Frente a las malas noticias de cualquier tipo suele haber diversos comportamientos, desde los que deciden no mover absolutamente nada y asumir los efectos como pérdidas razonables, hasta quienes escandalizados buscan culpables aún donde no existen. La postura más sana es siempre empezar a buscar soluciones para reducir los impactos negativos del hecho y convertirlo así en una oportunidad.
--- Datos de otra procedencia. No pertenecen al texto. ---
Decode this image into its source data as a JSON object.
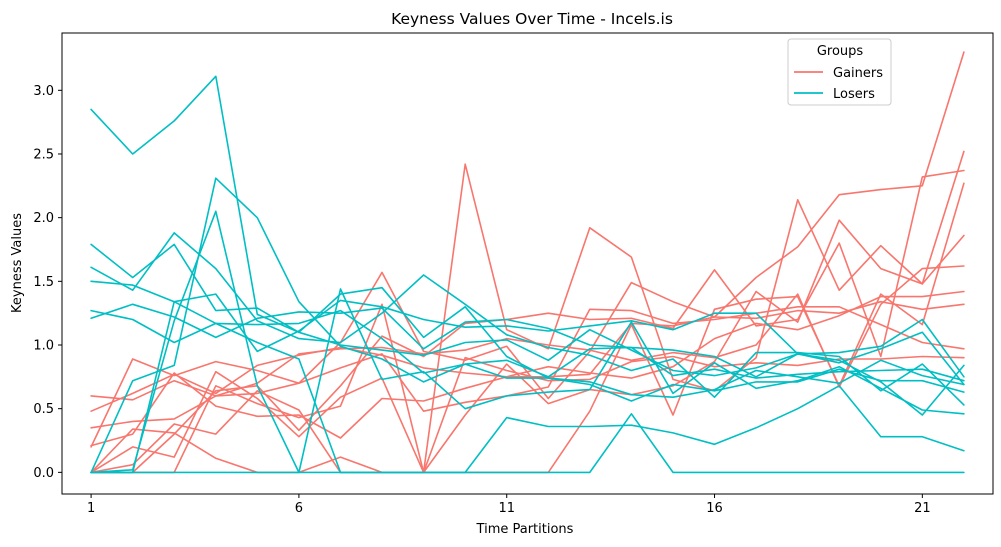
{
  "chart_data": {
    "type": "line",
    "title": "Keyness Values Over Time - Incels.is",
    "xlabel": "Time Partitions",
    "ylabel": "Keyness Values",
    "xlim": [
      0.3,
      22.7
    ],
    "ylim": [
      -0.17,
      3.45
    ],
    "xticks": [
      1,
      6,
      11,
      16,
      21
    ],
    "yticks": [
      0.0,
      0.5,
      1.0,
      1.5,
      2.0,
      2.5,
      3.0
    ],
    "ytick_labels": [
      "0.0",
      "0.5",
      "1.0",
      "1.5",
      "2.0",
      "2.5",
      "3.0"
    ],
    "grid": false,
    "legend": {
      "title": "Groups",
      "placement": "top-right",
      "entries": [
        {
          "label": "Gainers",
          "color": "#F8766D"
        },
        {
          "label": "Losers",
          "color": "#00BFC4"
        }
      ]
    },
    "x": [
      1,
      2,
      3,
      4,
      5,
      6,
      7,
      8,
      9,
      10,
      11,
      12,
      13,
      14,
      15,
      16,
      17,
      18,
      19,
      20,
      21,
      22
    ],
    "series": [
      {
        "group": "Gainers",
        "color": "#F8766D",
        "values": [
          0.6,
          0.57,
          0.72,
          0.6,
          0.62,
          0.7,
          1.02,
          1.57,
          0.95,
          0.88,
          0.99,
          0.58,
          0.95,
          1.49,
          1.34,
          1.22,
          1.21,
          1.27,
          1.25,
          1.34,
          1.28,
          1.32
        ]
      },
      {
        "group": "Gainers",
        "color": "#F8766D",
        "values": [
          0.48,
          0.62,
          0.77,
          0.62,
          0.84,
          0.92,
          0.98,
          0.92,
          0.82,
          0.78,
          0.75,
          0.83,
          0.78,
          0.74,
          0.83,
          1.05,
          1.17,
          1.12,
          1.23,
          1.38,
          1.38,
          1.42
        ]
      },
      {
        "group": "Gainers",
        "color": "#F8766D",
        "values": [
          0.2,
          0.89,
          0.76,
          0.87,
          0.8,
          0.7,
          0.82,
          0.93,
          0.48,
          0.55,
          0.6,
          0.67,
          1.28,
          1.27,
          1.17,
          1.2,
          1.25,
          1.3,
          1.3,
          1.16,
          1.02,
          0.97
        ]
      },
      {
        "group": "Gainers",
        "color": "#F8766D",
        "values": [
          0.35,
          0.4,
          0.42,
          0.6,
          0.7,
          0.93,
          0.97,
          0.98,
          0.93,
          0.96,
          1.05,
          1.0,
          0.96,
          0.88,
          0.94,
          0.9,
          1.0,
          1.4,
          0.67,
          1.32,
          1.6,
          1.62
        ]
      },
      {
        "group": "Gainers",
        "color": "#F8766D",
        "values": [
          0.21,
          0.3,
          0.78,
          0.52,
          0.44,
          0.45,
          0.27,
          0.58,
          0.56,
          0.66,
          0.75,
          0.75,
          0.77,
          1.17,
          1.15,
          1.22,
          1.53,
          1.77,
          2.18,
          2.22,
          2.25,
          3.3
        ]
      },
      {
        "group": "Gainers",
        "color": "#F8766D",
        "values": [
          0.0,
          0.0,
          0.0,
          0.68,
          0.54,
          0.43,
          0.52,
          1.32,
          0.0,
          0.45,
          0.85,
          0.54,
          0.65,
          0.61,
          0.68,
          0.87,
          1.42,
          1.18,
          1.98,
          1.6,
          1.48,
          2.52
        ]
      },
      {
        "group": "Gainers",
        "color": "#F8766D",
        "values": [
          0.0,
          0.0,
          0.3,
          0.64,
          0.68,
          0.33,
          0.68,
          1.07,
          0.91,
          1.17,
          1.2,
          1.25,
          1.2,
          1.21,
          1.13,
          1.59,
          1.15,
          1.2,
          1.8,
          0.91,
          2.32,
          2.37
        ]
      },
      {
        "group": "Gainers",
        "color": "#F8766D",
        "values": [
          0.0,
          0.06,
          0.38,
          0.3,
          0.64,
          0.49,
          0.0,
          0.0,
          0.0,
          2.42,
          1.12,
          0.97,
          1.92,
          1.69,
          0.73,
          0.64,
          0.9,
          2.14,
          1.43,
          1.78,
          1.48,
          1.86
        ]
      },
      {
        "group": "Gainers",
        "color": "#F8766D",
        "values": [
          0.0,
          0.2,
          0.12,
          0.79,
          0.58,
          0.28,
          0.59,
          0.74,
          0.0,
          0.9,
          0.8,
          0.72,
          0.73,
          0.87,
          0.91,
          0.83,
          0.86,
          0.84,
          0.89,
          0.89,
          0.91,
          0.9
        ]
      },
      {
        "group": "Gainers",
        "color": "#F8766D",
        "values": [
          0.0,
          0.34,
          0.31,
          0.11,
          0.0,
          0.0,
          0.12,
          0.0,
          0.0,
          0.0,
          0.0,
          0.0,
          0.48,
          1.16,
          0.45,
          1.28,
          1.36,
          1.38,
          0.68,
          1.4,
          1.16,
          2.27
        ]
      },
      {
        "group": "Losers",
        "color": "#00BFC4",
        "values": [
          2.85,
          2.5,
          2.76,
          3.11,
          1.24,
          1.1,
          1.0,
          0.96,
          0.92,
          1.02,
          1.04,
          0.88,
          1.12,
          0.96,
          0.8,
          0.76,
          0.82,
          0.93,
          0.86,
          0.97,
          1.1,
          0.69
        ]
      },
      {
        "group": "Losers",
        "color": "#00BFC4",
        "values": [
          1.79,
          1.53,
          1.79,
          1.27,
          1.29,
          1.1,
          1.4,
          1.45,
          1.06,
          1.3,
          0.91,
          0.74,
          0.69,
          0.56,
          0.69,
          0.64,
          0.71,
          0.71,
          0.81,
          0.72,
          0.72,
          0.63
        ]
      },
      {
        "group": "Losers",
        "color": "#00BFC4",
        "values": [
          1.61,
          1.43,
          1.88,
          1.6,
          1.19,
          1.05,
          1.02,
          1.25,
          1.55,
          1.32,
          1.08,
          0.98,
          0.92,
          0.8,
          0.89,
          0.59,
          0.94,
          0.94,
          0.91,
          0.64,
          0.85,
          0.53
        ]
      },
      {
        "group": "Losers",
        "color": "#00BFC4",
        "values": [
          1.5,
          1.47,
          1.34,
          1.4,
          0.95,
          1.11,
          1.35,
          1.3,
          1.2,
          1.14,
          1.15,
          1.11,
          1.15,
          1.19,
          1.12,
          1.25,
          1.25,
          0.93,
          0.94,
          0.99,
          1.2,
          0.75
        ]
      },
      {
        "group": "Losers",
        "color": "#00BFC4",
        "values": [
          1.27,
          1.2,
          1.02,
          1.17,
          1.16,
          1.17,
          1.27,
          1.05,
          0.78,
          0.85,
          0.88,
          0.75,
          0.97,
          0.98,
          0.76,
          0.81,
          0.74,
          0.77,
          0.79,
          0.8,
          0.81,
          0.72
        ]
      },
      {
        "group": "Losers",
        "color": "#00BFC4",
        "values": [
          1.21,
          1.32,
          1.22,
          1.06,
          1.21,
          1.26,
          1.25,
          1.29,
          0.97,
          1.18,
          1.2,
          1.13,
          1.0,
          0.98,
          0.96,
          0.91,
          0.75,
          0.93,
          0.88,
          0.71,
          0.45,
          0.84
        ]
      },
      {
        "group": "Losers",
        "color": "#00BFC4",
        "values": [
          0.0,
          0.72,
          0.84,
          2.31,
          2.0,
          1.34,
          0.99,
          0.89,
          0.71,
          0.85,
          0.74,
          0.74,
          0.71,
          0.61,
          0.59,
          0.65,
          0.8,
          0.75,
          0.7,
          0.88,
          0.76,
          0.69
        ]
      },
      {
        "group": "Losers",
        "color": "#00BFC4",
        "values": [
          0.0,
          0.02,
          1.19,
          2.05,
          0.68,
          0.0,
          1.44,
          0.73,
          0.79,
          0.5,
          0.6,
          0.63,
          0.65,
          1.18,
          0.62,
          0.86,
          0.66,
          0.72,
          0.83,
          0.66,
          0.49,
          0.46
        ]
      },
      {
        "group": "Losers",
        "color": "#00BFC4",
        "values": [
          0.0,
          0.0,
          1.34,
          1.17,
          1.02,
          0.89,
          0.0,
          0.0,
          0.0,
          0.0,
          0.43,
          0.36,
          0.36,
          0.37,
          0.31,
          0.22,
          0.35,
          0.5,
          0.68,
          0.28,
          0.28,
          0.17
        ]
      },
      {
        "group": "Losers",
        "color": "#00BFC4",
        "values": [
          0.0,
          0.0,
          0.0,
          0.0,
          0.0,
          0.0,
          0.0,
          0.0,
          0.0,
          0.0,
          0.0,
          0.0,
          0.0,
          0.46,
          0.0,
          0.0,
          0.0,
          0.0,
          0.0,
          0.0,
          0.0,
          0.0
        ]
      }
    ]
  }
}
Analizar las posturas y actitudes de actores políticos, sociales y económicos en Morelos respecto del cierre de la planta de Nissan en Morelos, permite ubicar, en efecto, una dosis importante de oportunismo político que se ha apresurado a culpar al gobierno del estado de una determinación que trascendió cualquier coyuntura doméstica y se ubica mucho más en cuestiones de mercado internacional y la configuración de una empresa transnacional.
La gobernadora del estado, Margarita González Saravia, acusó de recibido los comentarios que intentan culpar a autoridades estatales y municipales de no haber detenido o revertido una decisión corporativa que no cae en cancha gubernamental alguna; y ubicó esas voces como movidas por el oportunismo político y el ánimo de confrontación; uno que, por cierto, se convirtió en costumbre en Morelos desde principios de este siglo y se reforzó los doce años que gobernaron Graco Ramírez Garrido y Cuauhtémoc Blanco Bravo.
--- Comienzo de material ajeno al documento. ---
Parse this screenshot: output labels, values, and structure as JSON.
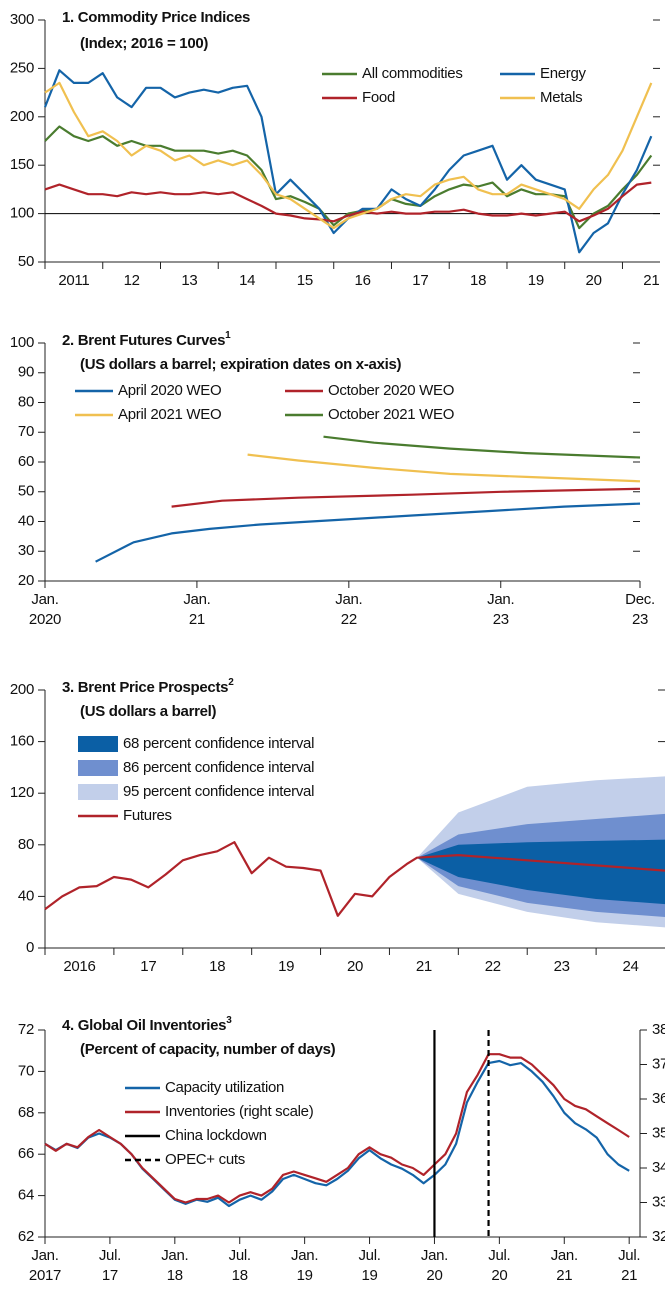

Por supuesto que todo mundo tiene derecho a expresar sus opiniones, pero tendría que reconocerse lo poco útil que ha resultado el oportunismo político frente a las malas noticias, los problemas públicos y hasta las catástrofes naturales, para la recuperación y el desarrollo de Morelos. No ayudó para enfrentar malos gobiernos, y mucho menos a reducir los efectos de la crisis de inseguridad y violencia, del sismo en 2017, o de la pandemia entre el 2019 y el 2021; todas ellas, por cierto, tuvieron al centro el componente adicional de haber sido enfrentadas por pésimos gobiernos que prefirieron asumir los efectos de cada desastre para incorporarlos a la larguísima lista de pérdidas de Morelos.
Hay una diferencia evidente en la actual administración estatal y, probablemente por contagio, en muchas de las municipales; hoy los golpes no se asumen como pérdidas ni derrotas, se tratan de convertir en oportunidades para nuevos esquemas de desarrollo económico y social. Y no es un asunto menor, porque si bien los gobiernos no tienen el control total de la economía, son importantes para generar las condiciones de crecimiento y las oportunidades para la inversión, el crecimiento y la consolidación de inversiones.
Pero los remanentes del oportunismo político aún dominan el discurso en buena parte de la vida pública de Morelos, así que los aportes necesarios de la ciudadanía y la clase política a propuestas de desarrollo y mejora en las políticas públicas del estado son dramáticamente escasas.

Por lo pronto, la posición del gobierno estatal parece la correcta, un último intento de convencer a Nissan de que no cierre su planta en Morelos, en paralelo al acompañamiento a los trabajadores afectados y la promoción de nuevas inversiones para lo que el Ejecutivo revisa, incluso la posibilidad de donar predios para la instalación de nuevas industrias que puedan generar empleos con la ventaja adicional de que podrían tener un impacto ecológico mucho menor que la armadora vehicular.
Ver las crisis como generadoras de oportunidades, identificar los caminos para superarlas y empezar a andarlos es una forma de salud mental; una que bastante falta le hacía a los gobernadores de Morelos en el pasado reciente.